Ya en el siglo XIX, en su Catecismo positivista,
Auguste Comte afirmó que la ciencia tiene que ver con los hechos, no
con los valores. Max Weber trasladó ese postulado a las ciencias
sociales. Según él, también los economistas y los sociólogos deben
adoptar una postura neutral cuando investigan. La ciencia ha de buscar
la objetividad y por eso ha de describir, comprender y explicar los
hechos, pero sin emitir juicios de valor. En la tradición empirista y
positivista, esos juicios son subjetivos, por eso caen fuera del
discurso científico. En su Tractatus logico-philosophicus (1921), Wittgenstein mantuvo tesis más radicales: «En el mundo todo es como es y sucede como sucede, en él no
hay ningún valor, y aunque lo hubiese no tendría ningún valor». Los
valores no existen en el mundo objetivo, los aportan los sujetos, sean
individuales o colectivos.
En su libro Religión y Ciencia,
Russell afirmó tajantemente que “cuestiones como los “valores” se
encuentran fuera del dominio de la ciencia”, e incluso que “están
enteramente fuera del dominio del conocimiento; es decir, cuando
afirmamos que esto o aquello tiene “valor”, estamos dando expresión a
nuestras propias emociones, no a un hecho que seguiría siendo cierto
aunque nuestros sentimientos personales fueran diferentes”.Concluyó
que “si es cierto que la ciencia no decide cuestiones de valor, es
porque escapan en absoluto a la decisión intelectual y se encuentran
fuera del reino de la verdad y la falsedad. Todo conocimiento accesible
debe ser alcanzado por métodos científicos, y lo que la ciencia no
alcanza a descubrir, la humanidad no logra conocerlo”. Científicos tan
prestigiosos como Poincaré, Einstein y otros muchos sostuvieron tesis
similares, al igual que los filósofos de la ciencia de la corriente
positivista. Y todavía en 1974, Quine recordaba que “la teoría
científica se mantiene orgullosa y manifiestamente alejada de juicios de
valor”.
Pero tal y como mostró Hilary
Putnam (2002), esa dicotomía entre hechos y valores se derrumbó a lo
largo del siglo XX. Hay dos causas principales de este giro. Por un
lado, la noción de valor ha ampliado su significado. Por otro, la propia
ciencia se ha transformado radicalmente, sobre todo a partir de la II
Guerra Mundial. La primera gran grieta en el muro conceptual que habían
levantado los filósofos empiristas y los propios científicos la abrió
Robert K. Merton, a quien se atribuye la condición de fundador de la
sociología de la ciencia. Merton, a partir de un análisis histórico del
contexto social, político y religioso en que se produjo la llamada
“revolución científica”, llegó a la conclusión de que la actividad
científica y, más concretamente, su legitimación social, tenía mucho que
ver con un conjunto de normas y valores que guían la labor de los
científicos y al que denominó “ethos de la ciencia”. Volveremos más adelante sobre este asunto.
Llegados
a este punto conviene hacer una petición de principio. Porque en este
texto se ha manejado la noción de valores cuando en ningún momento se ha
ofrecido una definición de la misma. En efecto, antes de seguir
adelante es importante tratar de aclarar la cuestión de qué se entiende
por valores y, como veremos, no va a ser tarea fácil. Nos enfrentamos a
un término ciertamente elusivo. Es, de hecho, difícil definir qué es un
valor, puesto que al respecto hay definiciones muy heterogéneas; y
también es difícil clasificar los valores.

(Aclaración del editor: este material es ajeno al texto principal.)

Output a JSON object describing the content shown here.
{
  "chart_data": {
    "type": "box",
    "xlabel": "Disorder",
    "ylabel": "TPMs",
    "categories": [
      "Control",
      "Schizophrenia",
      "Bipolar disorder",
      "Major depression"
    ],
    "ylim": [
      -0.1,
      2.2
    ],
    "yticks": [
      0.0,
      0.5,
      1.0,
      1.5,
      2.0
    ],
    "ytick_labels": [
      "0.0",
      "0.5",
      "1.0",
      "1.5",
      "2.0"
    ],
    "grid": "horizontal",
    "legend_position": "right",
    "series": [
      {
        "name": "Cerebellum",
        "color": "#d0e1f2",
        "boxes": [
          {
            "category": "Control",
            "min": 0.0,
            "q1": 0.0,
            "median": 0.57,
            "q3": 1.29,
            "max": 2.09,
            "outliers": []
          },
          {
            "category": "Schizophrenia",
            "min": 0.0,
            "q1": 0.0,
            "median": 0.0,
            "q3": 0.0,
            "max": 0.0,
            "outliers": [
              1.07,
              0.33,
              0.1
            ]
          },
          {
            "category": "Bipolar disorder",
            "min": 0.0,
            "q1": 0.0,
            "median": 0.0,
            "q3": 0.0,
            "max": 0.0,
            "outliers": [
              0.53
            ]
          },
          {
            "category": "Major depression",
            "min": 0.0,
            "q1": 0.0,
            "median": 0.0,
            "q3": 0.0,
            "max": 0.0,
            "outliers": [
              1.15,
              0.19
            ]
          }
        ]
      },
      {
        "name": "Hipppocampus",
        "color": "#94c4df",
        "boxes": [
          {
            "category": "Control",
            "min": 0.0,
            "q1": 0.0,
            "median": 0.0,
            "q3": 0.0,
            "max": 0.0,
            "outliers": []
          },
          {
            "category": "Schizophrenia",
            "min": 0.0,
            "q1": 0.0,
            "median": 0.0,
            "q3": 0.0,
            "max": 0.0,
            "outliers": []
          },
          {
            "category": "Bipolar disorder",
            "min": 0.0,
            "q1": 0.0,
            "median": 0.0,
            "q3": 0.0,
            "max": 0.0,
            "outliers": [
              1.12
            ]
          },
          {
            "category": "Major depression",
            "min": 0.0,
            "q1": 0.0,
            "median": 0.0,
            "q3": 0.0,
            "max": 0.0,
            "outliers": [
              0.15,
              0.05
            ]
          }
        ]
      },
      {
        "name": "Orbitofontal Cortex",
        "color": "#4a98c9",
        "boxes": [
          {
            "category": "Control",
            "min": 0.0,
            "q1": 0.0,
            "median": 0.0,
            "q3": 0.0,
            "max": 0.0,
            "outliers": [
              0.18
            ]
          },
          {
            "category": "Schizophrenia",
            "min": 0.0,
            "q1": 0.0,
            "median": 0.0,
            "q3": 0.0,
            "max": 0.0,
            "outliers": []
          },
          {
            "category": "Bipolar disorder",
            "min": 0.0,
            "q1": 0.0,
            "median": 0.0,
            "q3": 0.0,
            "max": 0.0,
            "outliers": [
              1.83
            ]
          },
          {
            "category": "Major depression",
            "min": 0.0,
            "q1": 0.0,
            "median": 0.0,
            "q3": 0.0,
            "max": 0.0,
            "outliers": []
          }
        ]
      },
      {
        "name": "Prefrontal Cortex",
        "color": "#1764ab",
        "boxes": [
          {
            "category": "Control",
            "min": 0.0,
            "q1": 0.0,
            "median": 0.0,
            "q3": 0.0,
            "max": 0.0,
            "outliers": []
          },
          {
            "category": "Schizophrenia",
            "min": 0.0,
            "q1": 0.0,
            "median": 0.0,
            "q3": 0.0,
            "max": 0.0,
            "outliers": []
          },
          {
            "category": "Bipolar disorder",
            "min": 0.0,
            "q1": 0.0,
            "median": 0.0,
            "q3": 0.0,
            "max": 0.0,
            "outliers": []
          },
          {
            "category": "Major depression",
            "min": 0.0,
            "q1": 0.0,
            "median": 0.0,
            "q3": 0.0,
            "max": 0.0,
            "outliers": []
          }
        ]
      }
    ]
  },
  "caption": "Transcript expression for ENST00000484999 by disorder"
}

Según Echeverría (2002), los valores de la ciencia son considerados como funciones que guían y orientan las acciones científicas. Los valores son utilizados como ideal regulativo de las acciones, incluso como fundamento de la ética; parece que los valores son el motor, y no sólo la guardia o la inspiración, de cualquier empresa (Menéndez Viso, 2002).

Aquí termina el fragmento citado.